There was plenty of hard contact on both sides Saturday at Miller Park. The Milwaukee Brewers hit three home runs, including the franchise's 27th of the inside-the-park variety. The Padres outdid them, drilling five home runs, their most in a game since 2008.
Three of those arrived in extras. In the end, it was enough for a 7-5 victory in 11 innings, ensuring that a brilliant performance by rookie Dinelson Lamet would not come in a loss.
After Milwaukee's Keon Broxton smashed a game-tying homer in the bottom of the 10th, San Diego's Cory Spangenberg led off the 11th with a go-ahead home run. Three batters later, Chase d'Arnaud added insurance in the form of his second career homer and first in a Padres uniform. Phil Maton, who was called up from Triple-A El Paso last weekend, recorded the final two outs of the game.
Yangervis Solarte and Wil Myers also went deep for the Padres, with Solarte notching his third career multi-homer game.
"Our guys fought all day," Padres manager Andy Green said. "The good thing we saw today is we got hit late in extra innings. Typically, we've folded in those situations. We battled back again and hit some more home runs in the 11th and Phil Maton got his first big-league save."
In his fifth career start, Lamet struck out 12 batters, 10 swinging, over six innings. The dozen whiffs are the second-highest single-game total by a Padres rookie in franchise history.
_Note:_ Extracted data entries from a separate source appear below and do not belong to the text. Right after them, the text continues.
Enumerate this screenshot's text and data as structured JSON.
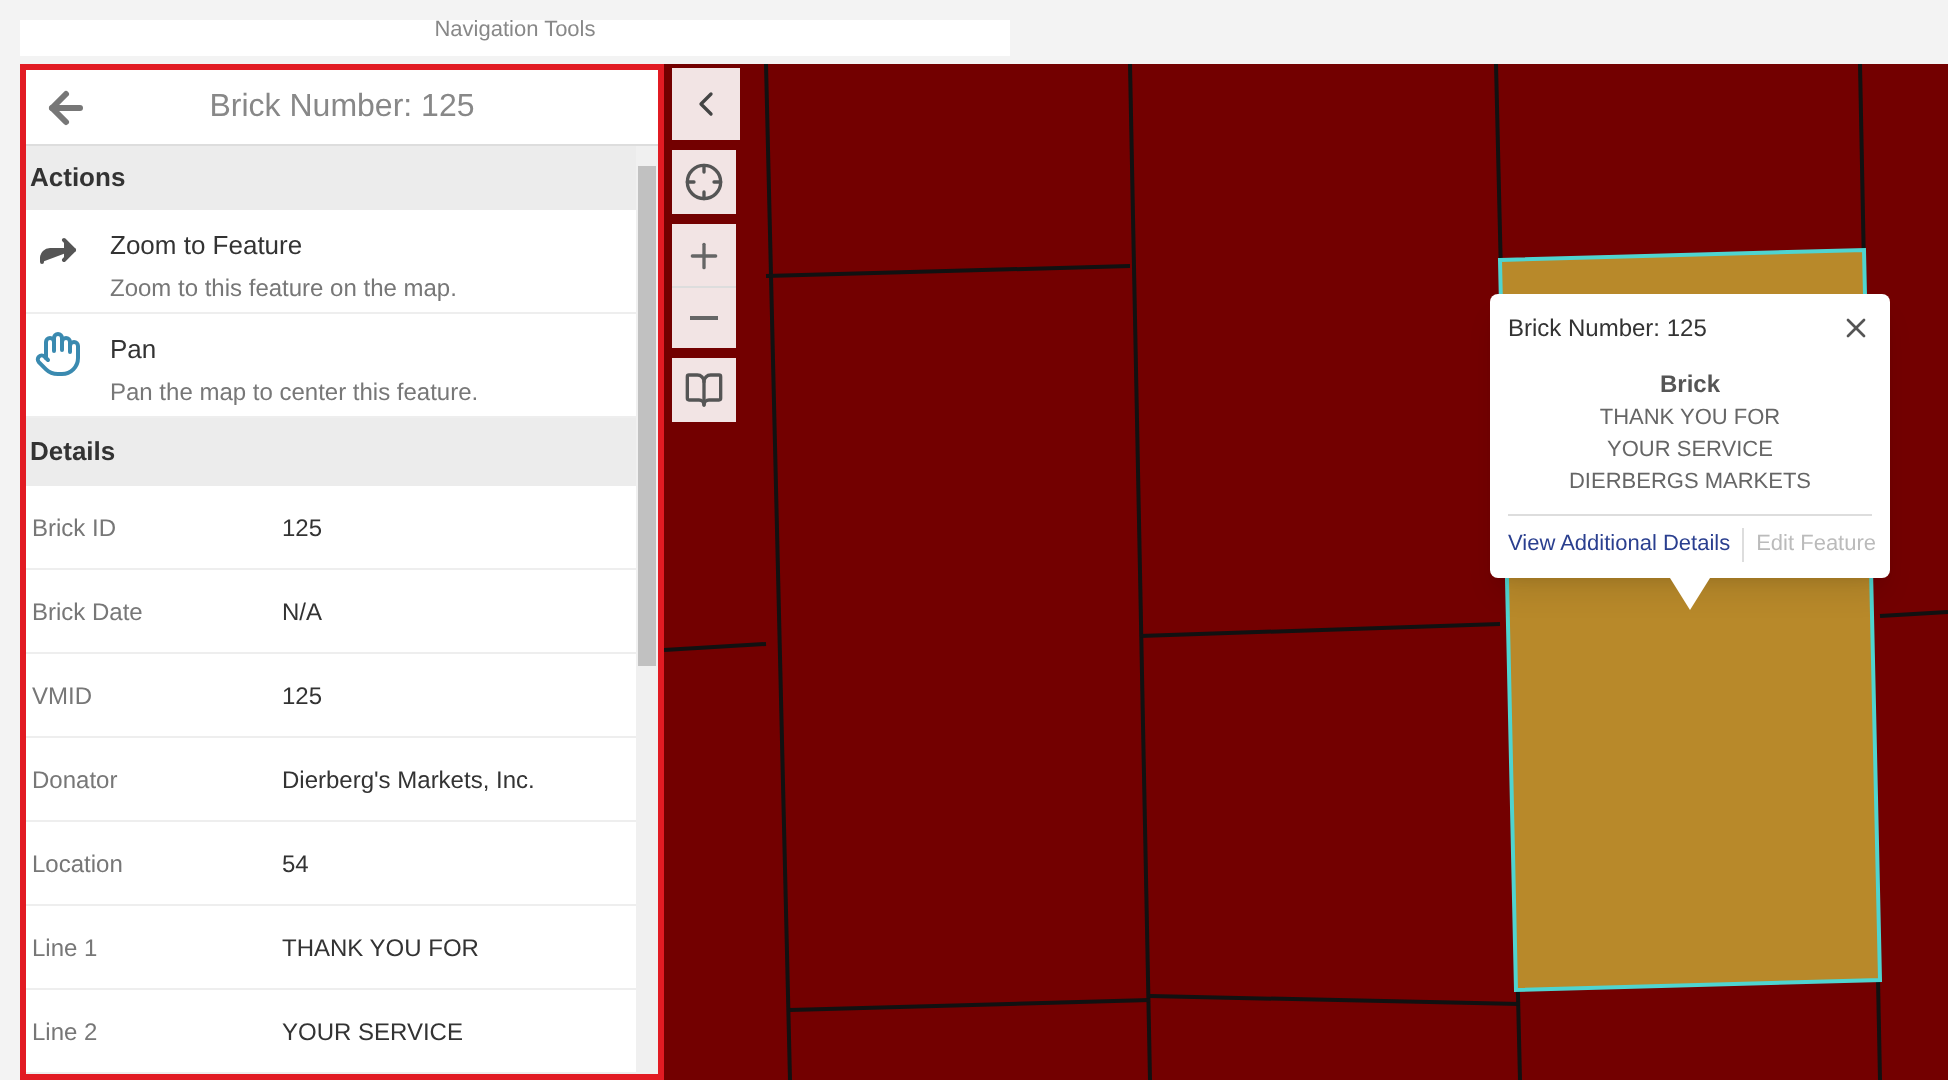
{
  "top_bar": {
    "title": "Navigation Tools"
  },
  "panel": {
    "title": "Brick Number: 125",
    "actions_heading": "Actions",
    "actions": [
      {
        "kind": "zoom",
        "label": "Zoom to Feature",
        "description": "Zoom to this feature on the map."
      },
      {
        "kind": "pan",
        "label": "Pan",
        "description": "Pan the map to center this feature."
      }
    ],
    "details_heading": "Details",
    "details": [
      {
        "label": "Brick ID",
        "value": "125"
      },
      {
        "label": "Brick Date",
        "value": "N/A"
      },
      {
        "label": "VMID",
        "value": "125"
      },
      {
        "label": "Donator",
        "value": "Dierberg's Markets, Inc."
      },
      {
        "label": "Location",
        "value": "54"
      },
      {
        "label": "Line 1",
        "value": "THANK YOU FOR"
      },
      {
        "label": "Line 2",
        "value": "YOUR SERVICE"
      }
    ]
  },
  "popup": {
    "title": "Brick Number: 125",
    "heading": "Brick",
    "lines": [
      "THANK YOU FOR",
      "YOUR SERVICE",
      "DIERBERGS MARKETS"
    ],
    "links": [
      {
        "label": "View Additional Details",
        "disabled": false
      },
      {
        "label": "Edit Feature",
        "disabled": true
      }
    ]
  }
}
Oliver Perez amassed 13 strikeouts on July 7, 2002, also in his fifth career start.
"If I'm commanding (my fastball), then I believe in myself and I trust my stuff," Lamet said through an interpreter. "There's a difference between Minor League hitters and Major League hitters. They're more selective here and you have to be aware of that here, but at the same time if I'm controlling my pitches and commanding the fastball, then I don't think it matters what level I'm at if I'm executing my plan and able to control the fastball that way.
Lamet became just the fourth pitcher this season to open a game with five consecutive strikeouts. He struck out the side again, in the fifth.
His dominance was interrupted in the third, when he elevated a slider to Orlando Arcia. Another Padres rookie, Franchy Cordero, misplayed Arcia's drive to right-center. The ball deflected off the wall and bounded along the warning track as Cordero gave chase. By the time left fielder Jose Pirela corralled it, Arcia had sprinted past third base, on his way to an inside-the-park home run.
Three batters later, Lamet threw a slider that caught too much of the plate. Eric Thames, the hero of Friday's 10th-inning walk-off, muscled a traditional homer to right-center, giving the Brewers a 3-1 lead.
The rest of Lamet's performance was virtually beyond reproach. The 24-year-old struck out Thames, Arcia and every Milwaukee starter at least once. After lacking command and surrendering seven runs in each of his previous two outings, he threw 64 of 86 pitches for strikes. He became just the fifth Padres pitcher in history to record no walks while striking out at least 12 batters in a game. For the first time in his young career, he stayed on the mound past the fifth inning.
"For him, that's the best stuff I've seen," Green said. "It's not the sinker that (2015 Padres All-Star) Tyson Ross would bring out at any time. It's more power four-seam (fastball). But the slider's very, very similar. ... As long as he gets it through his head that he's going to pitch at the top of the zone with that fastball, he's going to be very successful."
Brewers starter Chase Anderson also was effective, allowing three runs over seven innings. Two of the runs came on solo shots by Solarte and Myers, who each went deep for the second time in as many games. The third was driven in on a double by Hunter Renfroe.
Myers' blast, a 441-foot drive off the video board, tied the score, 3-3, in the sixth.
Solarte's second home run of the game, a two-run shot, gave the Padres a 5-3 lead in the 10th. After a relatively slow start to the season, the second baseman has hit four homers and driven in seven runs over the last five games.
In the bottom of the inning, Padres closer Brandon Maurer hit the leadoff batter, bringing Broxton up to bat. Maurer threw an 0-1 fastball over the plate. Broxton obliged, launching a two-run homer.
Unlike Friday, though, there would be no walk-off. Spangenberg and d'Arnuad delivered in the 11th. So did Maton, who said he would send the baseball from his first save back home to his parents.
"To lose the way we lost (Friday), it's OK," Solarte said through an interpreter. "Those things happen. We were fighting, we were making adjustments and we were going back and forth. It isn't that nobody's trying or working hard. And you see today – we come back and we have the same type of game and we win."